Si ça t'a donné envie de retourner à l'histoire principale, c'est tant mieux. Je ne vais pas m'en plaindre au contraire. 
Merci d'avoir pris le temps de me laisser un commentaire, ma belle.
Biz Vef' 
Slyth
Posté le 13/09/2012
N'ayant jamais lu "Les pérégrinations d'une cuisinière", j'avoue avoir ressenti une infime seconde d'inquiétude en me demandant si je serais capable de suivre. Mais ce doute a très vite été balayé. Bon, je me doute qu'on perçoit des choses différentes en ayant lu ton texte et en connaissant ton personnage mais c'était aussi tout à fait accessible aux "non-initiés".
C'était un petit texte vraiment charmant et sympathique en tout cas. Voir cet homme bouleversé à ce point par un "simple" baiser et mettre ses ambitions entre parenthèse pour retrouver celle qui l'a complètement chamboulé... Ouais, ça fait un peu rêver je l'avoue !  =P
En tout cas, je trouve qu'on suit bien le déroulement de son raisonnement qui le pousse finalement à tout tenter pour retrouver cette Solenne. J'imagine que ça n'a pas du être simple de condenser tout ça pour rester dans la limite des 500 mots mais on arrive vraiment à bien comprendre par quelles étapes passe Léo. 
Merci pour cet agréable moment !  =)
vefree
Posté le 13/09/2012
Oui, Slyth, j'ai tenté de faire quelque chose d'accessible aux "non-initiés" et de leur faire connaître mon personnage dans une de ces facettes. Il semble que tu n'as pas été dépaysée.
Je suis contente que tu aies apprécié ta lecture. Raconté comme ça, j'imagine que ça doit faire rêver, c'est vrai... un homme qui lâche tout pour un simple baiser. Mais il n'y a pas que ça bien sûr. Tellement de choses se sont passées pour qu'il décide ainsi d'abandonner sa carrière toute tracée. 

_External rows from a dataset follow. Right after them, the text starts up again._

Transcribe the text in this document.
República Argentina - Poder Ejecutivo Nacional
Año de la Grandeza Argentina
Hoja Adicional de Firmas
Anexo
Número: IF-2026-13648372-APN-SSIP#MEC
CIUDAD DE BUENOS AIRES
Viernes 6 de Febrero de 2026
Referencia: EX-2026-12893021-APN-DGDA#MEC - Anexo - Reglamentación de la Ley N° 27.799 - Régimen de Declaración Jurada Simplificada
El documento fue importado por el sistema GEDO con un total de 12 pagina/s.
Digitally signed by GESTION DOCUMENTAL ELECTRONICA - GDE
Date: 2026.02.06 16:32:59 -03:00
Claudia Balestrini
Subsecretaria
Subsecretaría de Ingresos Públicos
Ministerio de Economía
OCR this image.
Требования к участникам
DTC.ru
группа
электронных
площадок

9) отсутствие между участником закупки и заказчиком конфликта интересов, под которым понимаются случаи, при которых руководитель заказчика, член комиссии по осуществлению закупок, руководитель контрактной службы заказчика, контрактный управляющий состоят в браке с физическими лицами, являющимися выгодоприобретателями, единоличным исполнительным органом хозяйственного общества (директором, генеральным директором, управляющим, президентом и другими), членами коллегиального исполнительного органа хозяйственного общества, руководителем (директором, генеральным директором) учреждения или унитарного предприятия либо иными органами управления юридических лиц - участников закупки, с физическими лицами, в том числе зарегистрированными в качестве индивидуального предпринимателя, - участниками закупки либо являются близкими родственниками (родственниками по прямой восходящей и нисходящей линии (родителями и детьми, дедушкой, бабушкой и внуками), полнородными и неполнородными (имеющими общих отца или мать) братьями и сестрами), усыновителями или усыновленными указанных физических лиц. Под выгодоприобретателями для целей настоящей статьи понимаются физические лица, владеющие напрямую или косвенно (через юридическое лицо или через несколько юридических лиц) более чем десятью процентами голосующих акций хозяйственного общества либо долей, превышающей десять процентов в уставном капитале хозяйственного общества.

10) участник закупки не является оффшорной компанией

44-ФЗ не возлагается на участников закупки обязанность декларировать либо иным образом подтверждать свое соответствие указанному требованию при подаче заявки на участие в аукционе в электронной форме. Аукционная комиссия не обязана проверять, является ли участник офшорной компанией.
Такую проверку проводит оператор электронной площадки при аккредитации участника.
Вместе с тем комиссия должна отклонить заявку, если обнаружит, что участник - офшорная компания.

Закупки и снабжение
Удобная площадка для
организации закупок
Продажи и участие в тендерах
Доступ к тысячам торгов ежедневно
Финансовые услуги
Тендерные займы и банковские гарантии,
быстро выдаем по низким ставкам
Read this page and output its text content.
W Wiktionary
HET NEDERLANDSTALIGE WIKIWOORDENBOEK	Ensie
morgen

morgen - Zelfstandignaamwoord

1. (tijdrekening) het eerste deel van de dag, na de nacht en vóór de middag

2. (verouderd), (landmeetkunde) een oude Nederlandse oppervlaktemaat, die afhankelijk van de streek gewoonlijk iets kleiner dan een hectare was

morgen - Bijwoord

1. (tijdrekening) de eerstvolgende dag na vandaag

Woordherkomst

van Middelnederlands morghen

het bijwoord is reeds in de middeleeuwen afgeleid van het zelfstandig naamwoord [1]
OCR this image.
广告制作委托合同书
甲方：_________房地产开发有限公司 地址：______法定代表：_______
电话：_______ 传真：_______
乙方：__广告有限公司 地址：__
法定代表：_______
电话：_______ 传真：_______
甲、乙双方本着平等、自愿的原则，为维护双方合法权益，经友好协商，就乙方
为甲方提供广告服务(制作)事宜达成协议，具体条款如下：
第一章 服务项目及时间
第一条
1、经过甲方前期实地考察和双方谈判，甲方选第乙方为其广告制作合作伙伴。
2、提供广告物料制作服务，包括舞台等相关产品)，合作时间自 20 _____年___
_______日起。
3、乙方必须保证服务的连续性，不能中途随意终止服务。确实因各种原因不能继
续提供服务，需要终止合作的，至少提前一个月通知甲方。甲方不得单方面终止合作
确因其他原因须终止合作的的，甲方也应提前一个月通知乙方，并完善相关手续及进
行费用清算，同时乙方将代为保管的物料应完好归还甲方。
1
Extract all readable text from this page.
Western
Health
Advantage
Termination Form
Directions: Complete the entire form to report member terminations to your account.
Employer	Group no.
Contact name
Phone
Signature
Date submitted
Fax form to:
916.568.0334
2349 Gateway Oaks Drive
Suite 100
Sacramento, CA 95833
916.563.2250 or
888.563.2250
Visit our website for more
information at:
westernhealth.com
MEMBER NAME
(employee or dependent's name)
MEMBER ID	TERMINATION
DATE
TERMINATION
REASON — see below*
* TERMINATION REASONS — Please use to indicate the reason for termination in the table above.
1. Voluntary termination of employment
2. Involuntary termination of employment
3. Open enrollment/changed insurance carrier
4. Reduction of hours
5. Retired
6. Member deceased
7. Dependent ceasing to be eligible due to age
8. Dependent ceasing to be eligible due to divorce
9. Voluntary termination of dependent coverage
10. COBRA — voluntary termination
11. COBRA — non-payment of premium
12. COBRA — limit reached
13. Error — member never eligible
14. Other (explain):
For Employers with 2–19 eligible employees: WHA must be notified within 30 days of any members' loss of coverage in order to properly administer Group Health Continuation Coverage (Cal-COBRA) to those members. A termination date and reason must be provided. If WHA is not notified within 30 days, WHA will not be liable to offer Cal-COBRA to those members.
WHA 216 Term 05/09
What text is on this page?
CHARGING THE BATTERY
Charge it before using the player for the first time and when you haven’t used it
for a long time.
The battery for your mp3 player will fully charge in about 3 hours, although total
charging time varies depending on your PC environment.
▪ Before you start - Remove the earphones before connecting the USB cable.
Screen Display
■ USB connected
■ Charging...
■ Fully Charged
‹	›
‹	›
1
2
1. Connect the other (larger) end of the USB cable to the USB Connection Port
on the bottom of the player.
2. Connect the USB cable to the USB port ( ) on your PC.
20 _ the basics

Non, ça n'a pas été simple du tout de condenser. D'ailleurs, j'estime ça un tantinet léger, quand même. J'ai pas pu dire tout ce que je voulais. Tant pis.
Merci d'avoir pris le temps de me commenter, Slyth. Ça me fait très plaisir.
Biz Vef' 
Nascana
Posté le 23/09/2012
J'aime bien le fait que tu nous montre l'action par le regard de ton personnage masculin. On voit vraiment que la rencontre l'a marqué. 
C'était bien écrit et efficace.
Nascana 
 
 
vefree
Posté le 23/09/2012
Merci, Nasca, c'est gentil de passer me laisser un commentaire. La rencontre l'a marqué, c'est le moins qu'on puisse dire. Lol !!!